Beautiful Ashes: Shelley Puhak


Presented by Jen Michalski, for PANK. For a description of this guest series, click here



Arthur, on the History of Anxiety

which starts with the river and you who were lured
and we who languished, who took no
chances, said I’m not going to try

to float across on that and so survived.
Where the Patapsco is bridged with steel,
you launch that raft and someone else

paddles back through storm’s
pooled light. One who wades
through daylight, reciting:

Hard rock of the piedmont begat tidewater
plains, widgeon grass and wild rice. Begat
mill and merchant prince, sailing vessel and

steamer, begat things like sock garters and
high silk hats. Begat what runs alongside:

the snort of the steel horse and the huff
of the mother, ever-steeled, who begat
galloping heart and EKG machine.


O, the authority of rivers and
the awful wall of us—mast and sail,

mortar and rust—pushing back.
And who is left to clean it all up? we

who took no chances, and so survived
to pick through your slough —cast-iron

skillet, rocking horse head, ’67 Thunderbird
manifold, blue-glass chaff, electric typewriter

keys, garnet rosary beads, and the mill
workers’ stone homes, brick by tumbled brick.

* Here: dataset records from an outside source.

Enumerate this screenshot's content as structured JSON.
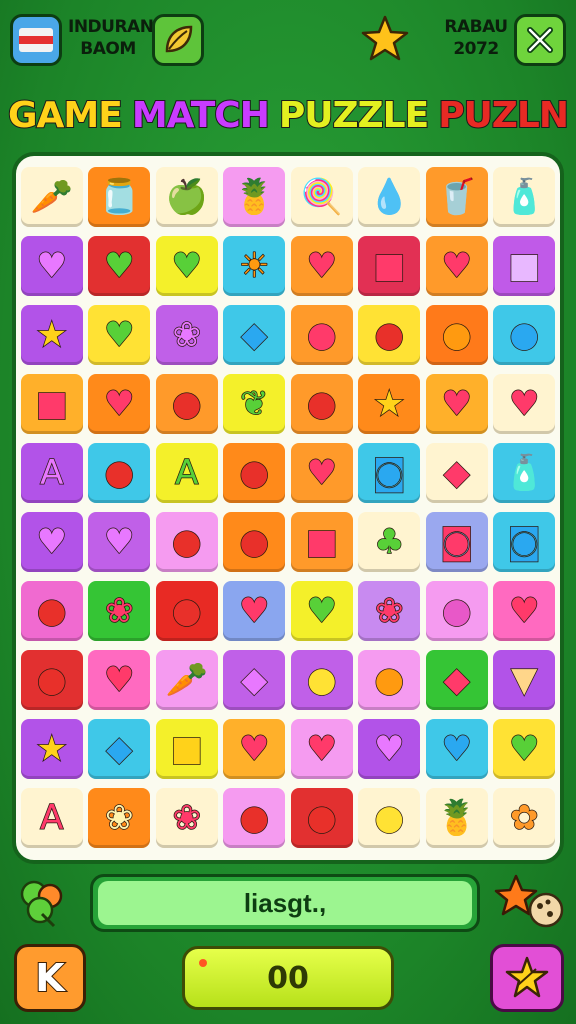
{
  "header": {
    "left_text_line1": "INDURAN",
    "left_text_line2": "BAOM",
    "right_text_line1": "RABAU",
    "right_text_line2": "2072",
    "flag_icon": "flag-icon",
    "leaf_icon": "leaf-icon",
    "star_icon": "star-icon",
    "close_icon": "close-icon"
  },
  "title": {
    "words": [
      {
        "text": "GAME",
        "color": "#ffd21a"
      },
      {
        "text": "MATCH",
        "color": "#c93bff"
      },
      {
        "text": "PUZZLE",
        "color": "#e4f020"
      },
      {
        "text": "PUZLN",
        "color": "#e82a24"
      }
    ]
  },
  "board": {
    "columns": 8,
    "rows": 10,
    "tiles": [
      [
        "carrot",
        "tomato-jar",
        "green-apple",
        "pineapple",
        "lollipop",
        "blue-gem",
        "drink-cup",
        "bottle"
      ],
      [
        "heart",
        "heart",
        "heart",
        "sun",
        "heart",
        "square-gem",
        "heart",
        "candy"
      ],
      [
        "star",
        "heart",
        "grapes",
        "ice-cube",
        "drop",
        "apple",
        "orange",
        "drop"
      ],
      [
        "square-gem",
        "heart",
        "apple",
        "leaf",
        "apple",
        "star",
        "heart",
        "heart"
      ],
      [
        "letter",
        "apple",
        "letter",
        "apple",
        "heart",
        "jar",
        "fish",
        "bottle"
      ],
      [
        "heart",
        "heart",
        "apple",
        "apple",
        "square-gem",
        "broccoli",
        "jar",
        "jar"
      ],
      [
        "strawberry",
        "grapes",
        "apple",
        "heart",
        "heart",
        "grapes",
        "plum",
        "heart"
      ],
      [
        "apple",
        "heart",
        "carrot",
        "fish",
        "corn",
        "orange",
        "fish",
        "ice-cream"
      ],
      [
        "star",
        "fish",
        "cheese",
        "heart",
        "heart",
        "heart",
        "heart",
        "heart"
      ],
      [
        "letter",
        "popcorn",
        "grapes",
        "strawberry",
        "apple",
        "pear",
        "pineapple",
        "cookie"
      ]
    ],
    "tile_colors": [
      [
        "#fff4d0",
        "#ff8a1a",
        "#fff4d0",
        "#f59bf0",
        "#fff4d0",
        "#fff4d0",
        "#ff9a2a",
        "#fff4d0"
      ],
      [
        "#b253e8",
        "#e23030",
        "#f4f02a",
        "#3fc8e8",
        "#ff9a2a",
        "#e23054",
        "#ff9a2a",
        "#c05ae8"
      ],
      [
        "#b253e8",
        "#ffe234",
        "#c060e8",
        "#3fc8e8",
        "#ff9a2a",
        "#ffe234",
        "#ff7a1a",
        "#3fc8e8"
      ],
      [
        "#ffb02a",
        "#ff8a1a",
        "#ff9a2a",
        "#f4f02a",
        "#ff9a2a",
        "#ff8a1a",
        "#ffb02a",
        "#fff4d0"
      ],
      [
        "#b253e8",
        "#3fc8e8",
        "#f4f02a",
        "#ff8a1a",
        "#ff9a2a",
        "#3fc8e8",
        "#fff4d0",
        "#3fc8e8"
      ],
      [
        "#b253e8",
        "#c060e8",
        "#f59bf0",
        "#ff8a1a",
        "#ff9a2a",
        "#fff4d0",
        "#9aa8ef",
        "#3fc8e8"
      ],
      [
        "#f06ad0",
        "#35c535",
        "#e82a24",
        "#8aa6ef",
        "#f4f02a",
        "#c88af0",
        "#f59bf0",
        "#ff6ac0"
      ],
      [
        "#e23030",
        "#ff6ac0",
        "#f59bf0",
        "#c060e8",
        "#c060e8",
        "#f59bf0",
        "#35c535",
        "#b253e8"
      ],
      [
        "#b253e8",
        "#3fc8e8",
        "#f4f02a",
        "#ffb02a",
        "#f59bf0",
        "#b253e8",
        "#3fc8e8",
        "#ffe234"
      ],
      [
        "#fff4d0",
        "#ff8a1a",
        "#fff4d0",
        "#f59bf0",
        "#e23030",
        "#fff4d0",
        "#fff4d0",
        "#fff4d0"
      ]
    ]
  },
  "status": {
    "message": "liasgt.,",
    "clover_icon": "clover-icon",
    "star_cookie_icon": "star-cookie-icon"
  },
  "controls": {
    "left_button_label": "K",
    "score": "00",
    "right_icon": "star-icon"
  }
}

Guinevere, to All of Her Unborns



The river’s tent is not broken, but bent

enough to leave you exposed,

my sweets, clustered on the shore of my pulse,

the wet clutch of my muscle.


Why I can’t bring you indoors:

I carry the gene that makes

one susceptible to rain. There isn’t enough

oxytocin to go round.


The dolorous stroke is wrenching out

a rib to make another.

And the wound that won’t heal: women.

The story they keep telling:


that I am waiting to be sought.

That my men wander

but I am lost in the cemetery where I went

one violet hour to sneak a cigarette


and startled a deer. A doe who darted

into traffic. Her fawn

followed suit.  River and current: one drags

the other along.  Just as this land was never


my land: not my dust clouds rolling.

I hardly know my own mother

tongue. They say the moon borrows its brilliance,

offers no light of its own. They say my river


runs soft, runs softly. Keep clinging to its bank,

my sweets. When I make my own map

of the world, I’ll sketch this shore, your pebbled

forms, in ochre and animal blood.




The Last Meeting, along the Path to Arthur’s Grave



Here— grass matted means

a deer path, white tufts in underbrush

mean a doe dozed last night, her ears like satellites,

swiveling. Like any prey. Like us,

soon off to a hermitage, a convent.


Cowardly or clear-sighted, we’ll hedge our bets

in hairshirts, woolen robes, woolen

underpants. We’ll sail silent corridors, praying

for early November snow—

remnants of stars wrung soft,


dawn’s white lint. A prioress

will show us how God lives in

the lens:  a neuron is webbed same as a nebula,

same as a snowflake. How the cuckold

forgets the same as the cunt.


How we are never more alone

than in love. We’ll illuminate manuscripts

with sketches of spiral galaxies—discs

of light, bulging, luminescent breasts.

Darling, darling, who will forgive


that once we expected to suckle?

Here—his headstone. Under stars beating

dawn back. Among these vegetative beds, no,

beds of vegetation. Next to a doe’s skull,

her eye socket cracked.



SHELLEY PUHAK is the author of Guinevere in Baltimore, selected by Charles Simic for the 2012 Anthony Hecht Prize. Her first collection, Stalin in Aruba, was awarded the Towson Prize for Literature. She is also the author of the chapbook The Consolation of Fairy Tales, winner of Split Oak Press’s Stephen Dunn Prize. Her poems have appeared in many journals, including Alaska Quarterly Review, Beloit Poetry Journal, Carolina Quarterly, Kenyon Review Online, Missouri Review, and Ninth Letter; and in anthologies such as A Face to Meet the Faces: Contemporary Persona Poetry. Her essays have appeared in Fourth Genre and The Baltimore Sun. Shelley teaches at Notre Dame of Maryland University, where she is the Eichner Professor of Creative Writing. She lives on the outskirts of Baltimore with her husband and son.